1 Research Background
Metal - oxide surge arresters, sealed in cabinets, bear system voltage continuously, risking aging failures, even breakdowns/explosions causing electrical fires. Thus, regular inspection/maintenance is needed. Traditional 3–5 - year - cycle detection (power cut, arrester removal for tests; reinstallation if replaced) poses safety risks and faces space/environment - based standard - grasping difficulties.
2 Monitoring Principle of 10kV GIS Cabinet Surge Arrester
To ensure high - speed railway safety, enable real - time monitoring of 10kV GIS cabinet arrester status, judge service life, and timely replace expired ones, developing a monitoring system is imperative.
In normal GIS cabinet operation, arresters show high impedance; during grounding faults, they release energy then quickly restore high impedance to block ground current. Normally, leakage current (tens of mA, ~10mA resistive component) is tiny. Aging or moisture damage increases resistive leakage current, but minor issues cause unobvious increases, hindering timely hazard detection and threatening railway safety. Thus, resistive current analysis and methods (compensation, total leakage current, third - harmonic) are needed.
To boost safety, design a leakage - current - monitoring comprehensive unit (principle in Figure 1). It monitors multiple arresters online, tracking parameters like leakage current. Powered on, it initializes, cycles sensor checks, addresses errors promptly, and uploads data to servers via 5G for remote monitoring.

3 Implementation of the Monitoring System for Surge Arresters in GIS Cubicles of 10kV Substations
Guided by the monitoring principle, the system is designed and implemented. Each online surge arrester monitoring subsystem transmits data to the internal substation system. It can collect parameters including the number of arrester operations, leakage current, operation timestamps (accurate to the second), and peak discharge current during operations.
Surge arresters use through - core zero - flux leakage current sensors to acquire total current signals. These signals then undergo Fast Fourier Transform (FFT) – an efficient algorithm that reduces computational complexity while enabling rapid calculation of Fourier transforms and their inverses, making it an indispensable mathematical tool in power systems. FFT decomposes current signals to identify harmonic components and analyze frequency - based harmonics.

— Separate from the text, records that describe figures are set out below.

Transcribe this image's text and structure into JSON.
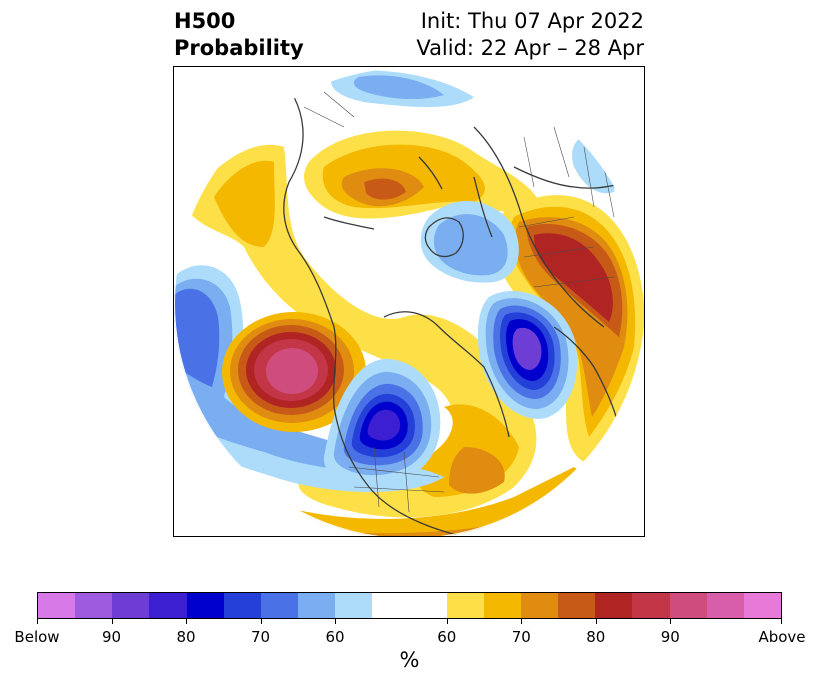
{
  "header": {
    "title_line1": "H500",
    "title_line2": "Probability",
    "init": "Init: Thu 07 Apr 2022",
    "valid": "Valid: 22 Apr – 28 Apr"
  },
  "map": {
    "projection": "north-polar-stereographic",
    "field": "500 hPa height probability (below/above normal)",
    "features": [
      {
        "name": "positive-anomaly-northeast-pacific",
        "category": "above",
        "peak_percent": 90
      },
      {
        "name": "negative-anomaly-central-north-america",
        "category": "below",
        "peak_percent": 90
      },
      {
        "name": "negative-anomaly-north-atlantic",
        "category": "below",
        "peak_percent": 90
      },
      {
        "name": "negative-anomaly-north-pacific",
        "category": "below",
        "peak_percent": 70
      },
      {
        "name": "positive-anomaly-western-russia",
        "category": "above",
        "peak_percent": 80
      },
      {
        "name": "positive-anomaly-siberia",
        "category": "above",
        "peak_percent": 75
      },
      {
        "name": "negative-anomaly-arctic-europe",
        "category": "below",
        "peak_percent": 65
      }
    ]
  },
  "colorbar": {
    "unit": "%",
    "segments": [
      {
        "color": "#d77ae8"
      },
      {
        "color": "#9f5be0"
      },
      {
        "color": "#6e3dd6"
      },
      {
        "color": "#3c1fd0"
      },
      {
        "color": "#0000cc"
      },
      {
        "color": "#2540d9"
      },
      {
        "color": "#4a72e6"
      },
      {
        "color": "#7aaef0"
      },
      {
        "color": "#acdcfa"
      },
      {
        "color": "#ffffff"
      },
      {
        "color": "#fde047"
      },
      {
        "color": "#f4b800"
      },
      {
        "color": "#e08c10"
      },
      {
        "color": "#c85a18"
      },
      {
        "color": "#b02424"
      },
      {
        "color": "#c23648"
      },
      {
        "color": "#cf4d7d"
      },
      {
        "color": "#d95ea9"
      },
      {
        "color": "#e77ad9"
      }
    ],
    "tick_labels": [
      "Below",
      "90",
      "80",
      "70",
      "60",
      "60",
      "70",
      "80",
      "90",
      "Above"
    ]
  }
}
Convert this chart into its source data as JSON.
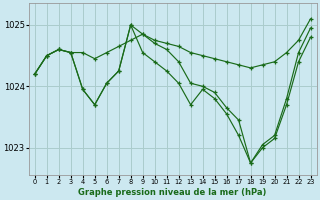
{
  "title": "Graphe pression niveau de la mer (hPa)",
  "bg_color": "#cce8f0",
  "grid_color": "#aacccc",
  "line_color": "#1a6b1a",
  "marker_color": "#1a6b1a",
  "series": [
    [
      1024.2,
      1024.5,
      1024.6,
      1024.55,
      1024.55,
      1024.45,
      1024.55,
      1024.65,
      1024.75,
      1024.85,
      1024.75,
      1024.7,
      1024.65,
      1024.55,
      1024.5,
      1024.45,
      1024.4,
      1024.35,
      1024.3,
      1024.35,
      1024.4,
      1024.55,
      1024.75,
      1025.1
    ],
    [
      1024.2,
      1024.5,
      1024.6,
      1024.55,
      1023.95,
      1023.7,
      1024.05,
      1024.25,
      1025.0,
      1024.85,
      1024.7,
      1024.6,
      1024.4,
      1024.05,
      1024.0,
      1023.9,
      1023.65,
      1023.45,
      1022.75,
      1023.05,
      1023.2,
      1023.8,
      1024.55,
      1024.95
    ],
    [
      1024.2,
      1024.5,
      1024.6,
      1024.55,
      1023.95,
      1023.7,
      1024.05,
      1024.25,
      1025.0,
      1024.55,
      1024.4,
      1024.25,
      1024.05,
      1023.7,
      1023.95,
      1023.8,
      1023.55,
      1023.2,
      1022.75,
      1023.0,
      1023.15,
      1023.7,
      1024.4,
      1024.8
    ]
  ],
  "ylim": [
    1022.55,
    1025.35
  ],
  "yticks": [
    1023,
    1024,
    1025
  ],
  "xticks": [
    0,
    1,
    2,
    3,
    4,
    5,
    6,
    7,
    8,
    9,
    10,
    11,
    12,
    13,
    14,
    15,
    16,
    17,
    18,
    19,
    20,
    21,
    22,
    23
  ],
  "figsize": [
    3.2,
    2.0
  ],
  "dpi": 100
}
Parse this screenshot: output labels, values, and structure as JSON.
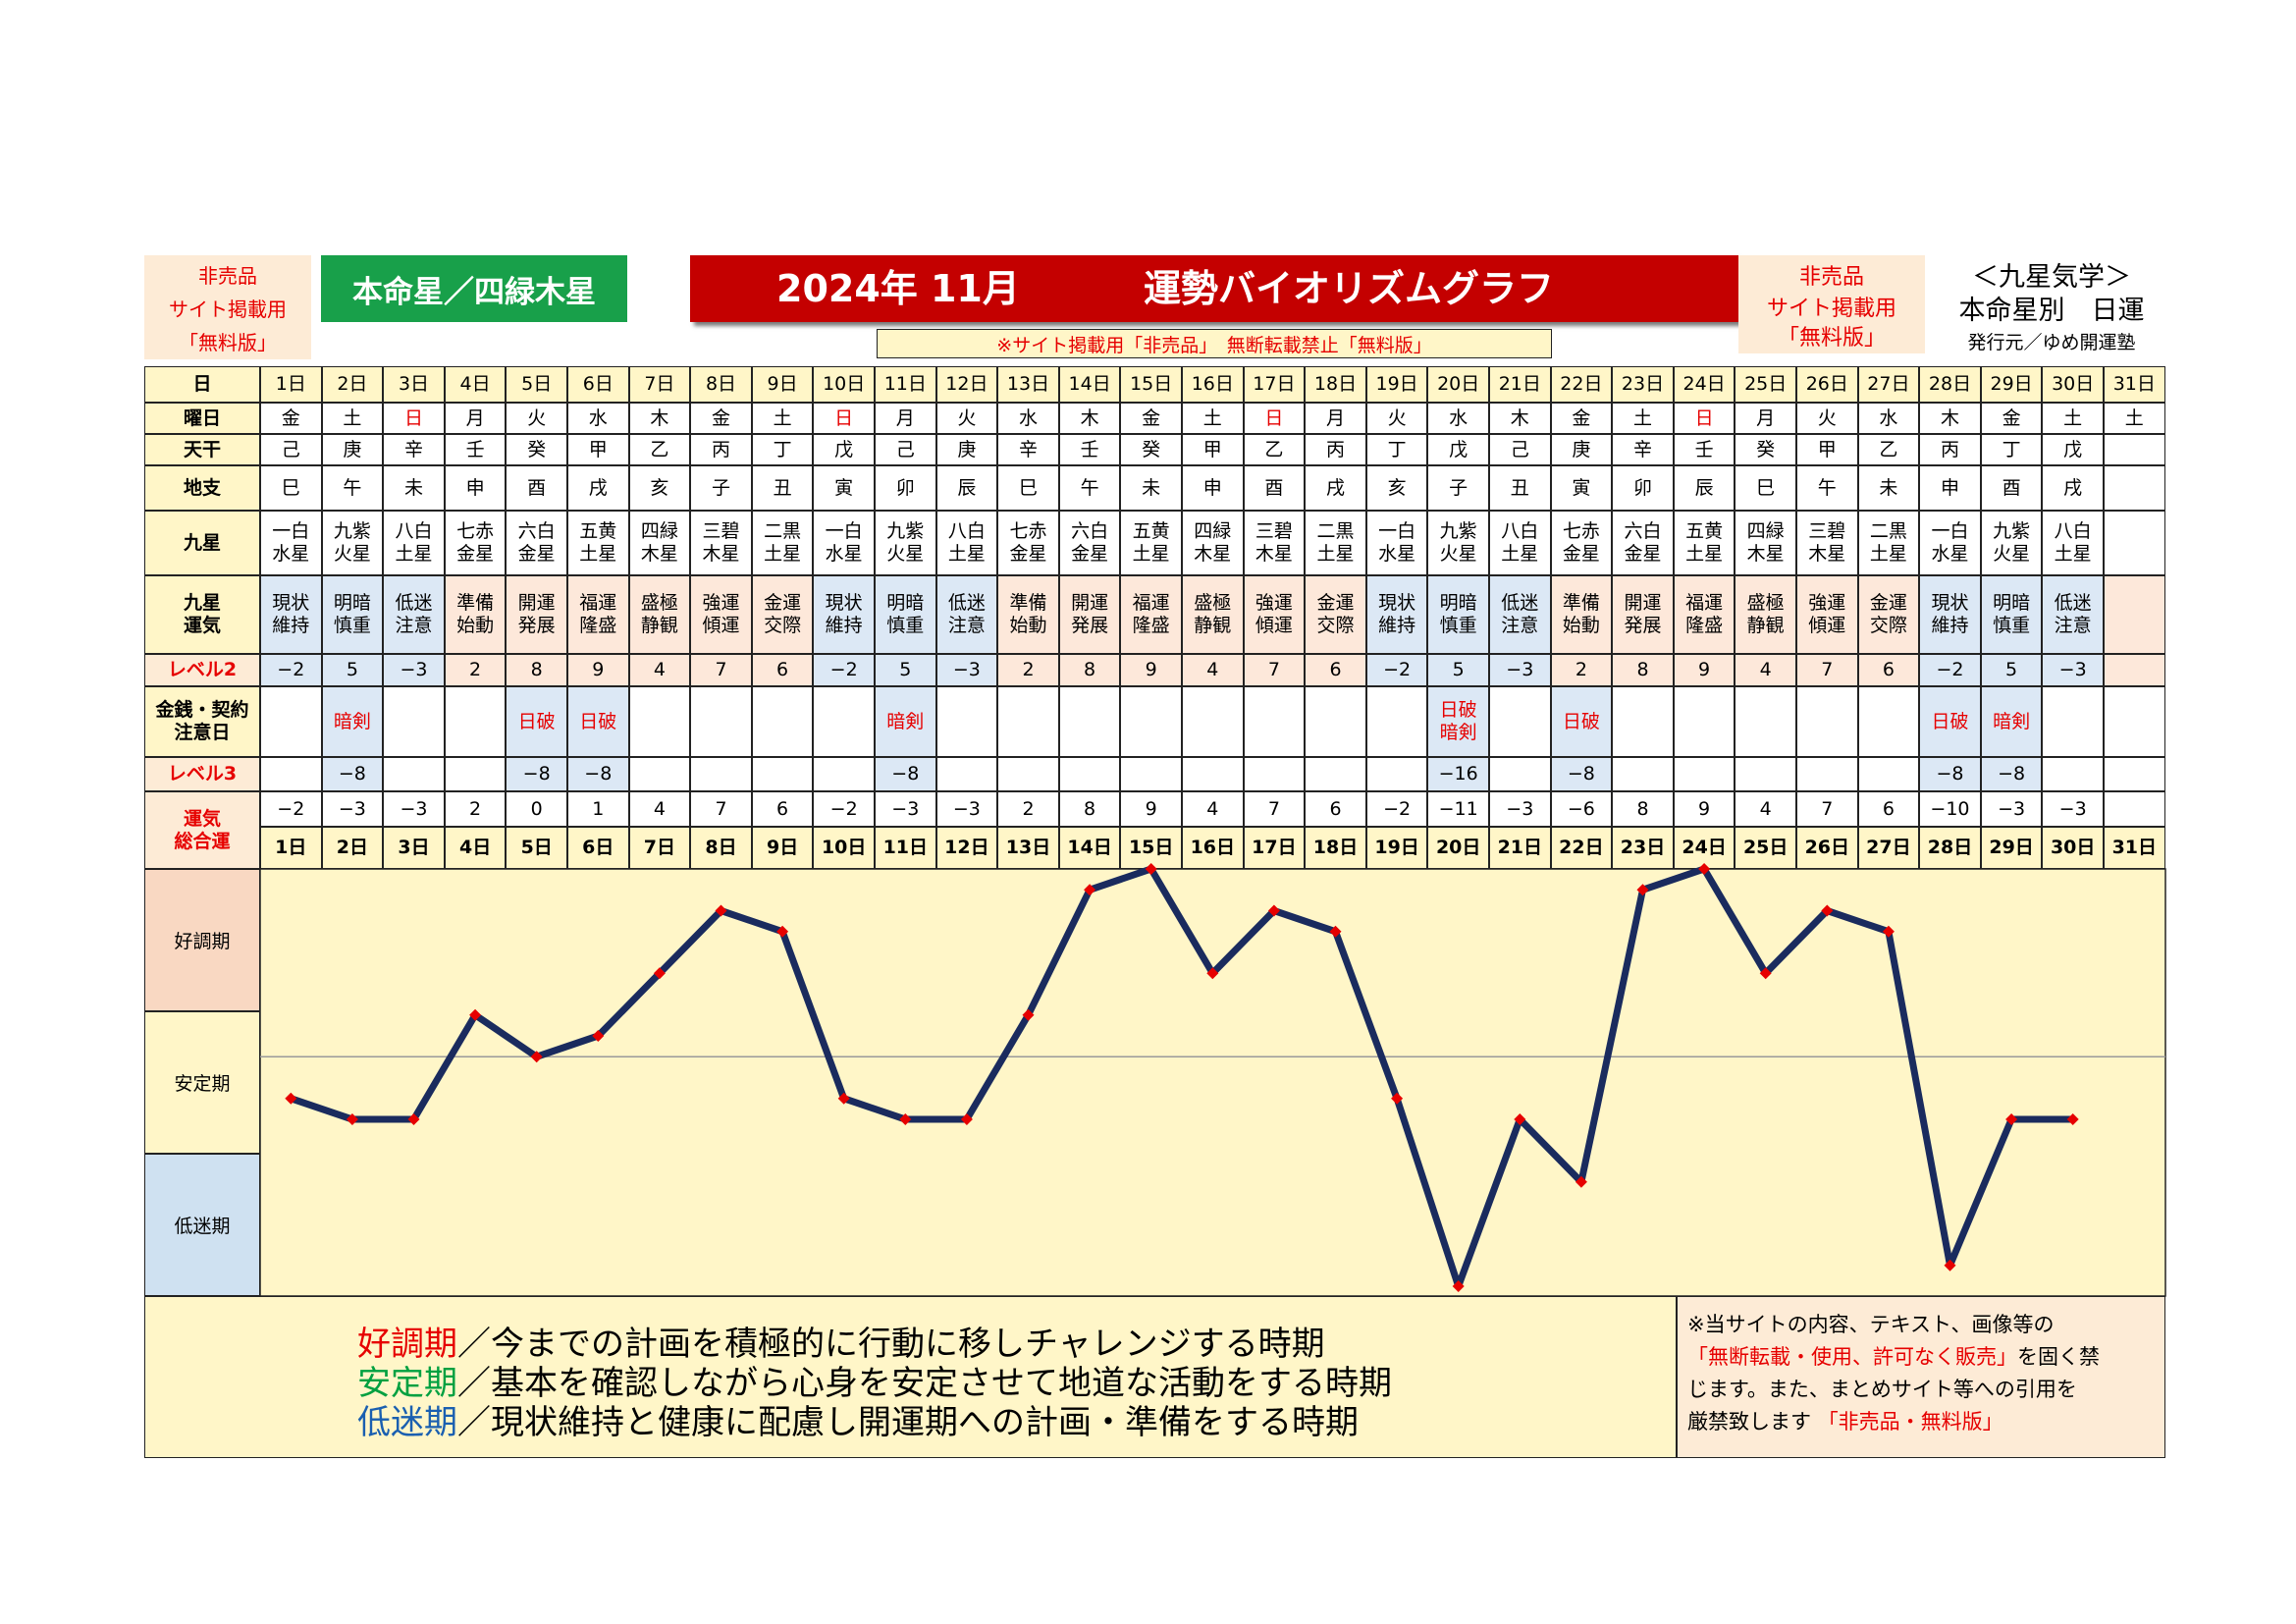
{
  "header": {
    "left_notice": [
      "非売品",
      "サイト掲載用",
      "「無料版」"
    ],
    "honmei_label": "本命星／四緑木星",
    "title_year_month": "2024年 11月",
    "title_main": "運勢バイオリズムグラフ",
    "right_notice": [
      "非売品",
      "サイト掲載用",
      "「無料版」"
    ],
    "school": "＜九星気学＞",
    "school_sub": "本命星別　日運",
    "publisher": "発行元／ゆめ開運塾",
    "banner": "※サイト掲載用「非売品」　無断転載禁止「無料版」"
  },
  "table": {
    "row_labels": {
      "day": "日",
      "weekday": "曜日",
      "tenkan": "天干",
      "chishi": "地支",
      "kyusei": "九星",
      "unki": "九星\n運気",
      "level2": "レベル2",
      "caution": "金銭・契約\n注意日",
      "level3": "レベル3",
      "total": "運気\n総合運"
    },
    "days": [
      "1日",
      "2日",
      "3日",
      "4日",
      "5日",
      "6日",
      "7日",
      "8日",
      "9日",
      "10日",
      "11日",
      "12日",
      "13日",
      "14日",
      "15日",
      "16日",
      "17日",
      "18日",
      "19日",
      "20日",
      "21日",
      "22日",
      "23日",
      "24日",
      "25日",
      "26日",
      "27日",
      "28日",
      "29日",
      "30日",
      "31日"
    ],
    "weekdays": [
      "金",
      "土",
      "日",
      "月",
      "火",
      "水",
      "木",
      "金",
      "土",
      "日",
      "月",
      "火",
      "水",
      "木",
      "金",
      "土",
      "日",
      "月",
      "火",
      "水",
      "木",
      "金",
      "土",
      "日",
      "月",
      "火",
      "水",
      "木",
      "金",
      "土",
      "土"
    ],
    "tenkan": [
      "己",
      "庚",
      "辛",
      "壬",
      "癸",
      "甲",
      "乙",
      "丙",
      "丁",
      "戊",
      "己",
      "庚",
      "辛",
      "壬",
      "癸",
      "甲",
      "乙",
      "丙",
      "丁",
      "戊",
      "己",
      "庚",
      "辛",
      "壬",
      "癸",
      "甲",
      "乙",
      "丙",
      "丁",
      "戊",
      ""
    ],
    "chishi": [
      "巳",
      "午",
      "未",
      "申",
      "酉",
      "戌",
      "亥",
      "子",
      "丑",
      "寅",
      "卯",
      "辰",
      "巳",
      "午",
      "未",
      "申",
      "酉",
      "戌",
      "亥",
      "子",
      "丑",
      "寅",
      "卯",
      "辰",
      "巳",
      "午",
      "未",
      "申",
      "酉",
      "戌",
      ""
    ],
    "kyusei": [
      "一白\n水星",
      "九紫\n火星",
      "八白\n土星",
      "七赤\n金星",
      "六白\n金星",
      "五黄\n土星",
      "四緑\n木星",
      "三碧\n木星",
      "二黒\n土星",
      "一白\n水星",
      "九紫\n火星",
      "八白\n土星",
      "七赤\n金星",
      "六白\n金星",
      "五黄\n土星",
      "四緑\n木星",
      "三碧\n木星",
      "二黒\n土星",
      "一白\n水星",
      "九紫\n火星",
      "八白\n土星",
      "七赤\n金星",
      "六白\n金星",
      "五黄\n土星",
      "四緑\n木星",
      "三碧\n木星",
      "二黒\n土星",
      "一白\n水星",
      "九紫\n火星",
      "八白\n土星",
      ""
    ],
    "unki": [
      "現状\n維持",
      "明暗\n慎重",
      "低迷\n注意",
      "準備\n始動",
      "開運\n発展",
      "福運\n隆盛",
      "盛極\n静観",
      "強運\n傾運",
      "金運\n交際",
      "現状\n維持",
      "明暗\n慎重",
      "低迷\n注意",
      "準備\n始動",
      "開運\n発展",
      "福運\n隆盛",
      "盛極\n静観",
      "強運\n傾運",
      "金運\n交際",
      "現状\n維持",
      "明暗\n慎重",
      "低迷\n注意",
      "準備\n始動",
      "開運\n発展",
      "福運\n隆盛",
      "盛極\n静観",
      "強運\n傾運",
      "金運\n交際",
      "現状\n維持",
      "明暗\n慎重",
      "低迷\n注意",
      ""
    ],
    "level2": [
      "−2",
      "5",
      "−3",
      "2",
      "8",
      "9",
      "4",
      "7",
      "6",
      "−2",
      "5",
      "−3",
      "2",
      "8",
      "9",
      "4",
      "7",
      "6",
      "−2",
      "5",
      "−3",
      "2",
      "8",
      "9",
      "4",
      "7",
      "6",
      "−2",
      "5",
      "−3",
      ""
    ],
    "caution": [
      "",
      "暗剣",
      "",
      "",
      "日破",
      "日破",
      "",
      "",
      "",
      "",
      "暗剣",
      "",
      "",
      "",
      "",
      "",
      "",
      "",
      "",
      "日破\n暗剣",
      "",
      "日破",
      "",
      "",
      "",
      "",
      "",
      "日破",
      "暗剣",
      "",
      ""
    ],
    "level3": [
      "",
      "−8",
      "",
      "",
      "−8",
      "−8",
      "",
      "",
      "",
      "",
      "−8",
      "",
      "",
      "",
      "",
      "",
      "",
      "",
      "",
      "−16",
      "",
      "−8",
      "",
      "",
      "",
      "",
      "",
      "−8",
      "−8",
      "",
      ""
    ],
    "total": [
      "−2",
      "−3",
      "−3",
      "2",
      "0",
      "1",
      "4",
      "7",
      "6",
      "−2",
      "−3",
      "−3",
      "2",
      "8",
      "9",
      "4",
      "7",
      "6",
      "−2",
      "−11",
      "−3",
      "−6",
      "8",
      "9",
      "4",
      "7",
      "6",
      "−10",
      "−3",
      "−3",
      ""
    ]
  },
  "chart_data": {
    "type": "line",
    "x": [
      "1日",
      "2日",
      "3日",
      "4日",
      "5日",
      "6日",
      "7日",
      "8日",
      "9日",
      "10日",
      "11日",
      "12日",
      "13日",
      "14日",
      "15日",
      "16日",
      "17日",
      "18日",
      "19日",
      "20日",
      "21日",
      "22日",
      "23日",
      "24日",
      "25日",
      "26日",
      "27日",
      "28日",
      "29日",
      "30日",
      "31日"
    ],
    "series": [
      {
        "values": [
          -2,
          -3,
          -3,
          2,
          0,
          1,
          4,
          7,
          6,
          -2,
          -3,
          -3,
          2,
          8,
          9,
          4,
          7,
          6,
          -2,
          -11,
          -3,
          -6,
          8,
          9,
          4,
          7,
          6,
          -10,
          -3,
          -3,
          null
        ]
      }
    ],
    "ylim": [
      -11,
      9
    ],
    "bands": [
      "好調期",
      "安定期",
      "低迷期"
    ],
    "line_color": "#1a2b5e",
    "marker_color": "#e60000",
    "reference_line": 0
  },
  "legend": {
    "good_term": "好調期",
    "good_text": "／今までの計画を積極的に行動に移しチャレンジする時期",
    "stable_term": "安定期",
    "stable_text": "／基本を確認しながら心身を安定させて地道な活動をする時期",
    "low_term": "低迷期",
    "low_text": "／現状維持と健康に配慮し開運期への計画・準備をする時期",
    "good_color": "#e60000",
    "stable_color": "#00a040",
    "low_color": "#1a5fb0"
  },
  "notice": {
    "line1": "※当サイトの内容、テキスト、画像等の",
    "line2_red": "「無断転載・使用、許可なく販売」",
    "line2_rest": "を固く禁",
    "line3": "じます。また、まとめサイト等への引用を",
    "line4": "厳禁致します",
    "line4_red": "「非売品・無料版」"
  }
}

The GIS in 10kV substations suffers severe third - harmonic pollution, which increases system losses, elevates loads, and impairs arrester monitoring – threatening railway power system safety and stability. Thus, the system adopts the third - harmonic method: analyzing “third - harmonic” data (three times the 50Hz fundamental frequency) decomposed via FFT. The integrated monitoring unit connects to arrester sensors through RS485 interfaces, enabling data collection from up to 32 switchgear arresters.
3.1 Data Transmission and Smart Analysis
The integrated monitoring unit uses a 5G communication module to rapidly transmit detection data to the cloud platform. The platform analyzes arrester operation statuses, triggers alarms for anomalies, and periodically uploads data. Automated data analysis generates recommendations – e.g., timely arrester replacement or lifecycle predictions. The acquisition system supports scheduled data uploads and active uploads during anomalies (as shown in Figure 2).
3.2 System Operation and Management
Post - implementation, the unit processes total current, third - harmonic, and operation data to calculate total current, resistive current, and operation info – transmitted to the cloud via 5G. The cloud platform displays arrester lifecycle curves and action alarms, enabling real - time lifecycle and operation monitoring. Substation backend software stores all detection data, with configurable daily upload frequencies/timings. If leakage current exceeds 10% of the baseline, the system triggers alarms.
Key technical parameters are set as in Table 1. The monitoring system is installed and operational, with debugging aligned to equipment maintenance schedules. It achieves arrester lifecycle management, real - time monitoring, and improved maintenance efficiency – elevating power system management standards.

4 Conclusion
The real - time monitoring system for the operating status of surge arresters in GIS cubicles of 10kV substations transmits collected data to the backend monitoring system via 5G wireless transmission. Meanwhile, in the backend monitoring system, it generates curves of arrester lifespan changes and alarm notifications for arrester operations, enabling real - time grasp of arrester lifespan conditions and operation statuses.
The design and implementation of this system enhance the accuracy of operation monitoring for surge arresters in GIS cubicles of 10kV substations, reduce maintenance costs, and prevent major accidents. Additionally, it improves the power security for the operation of high - speed railways.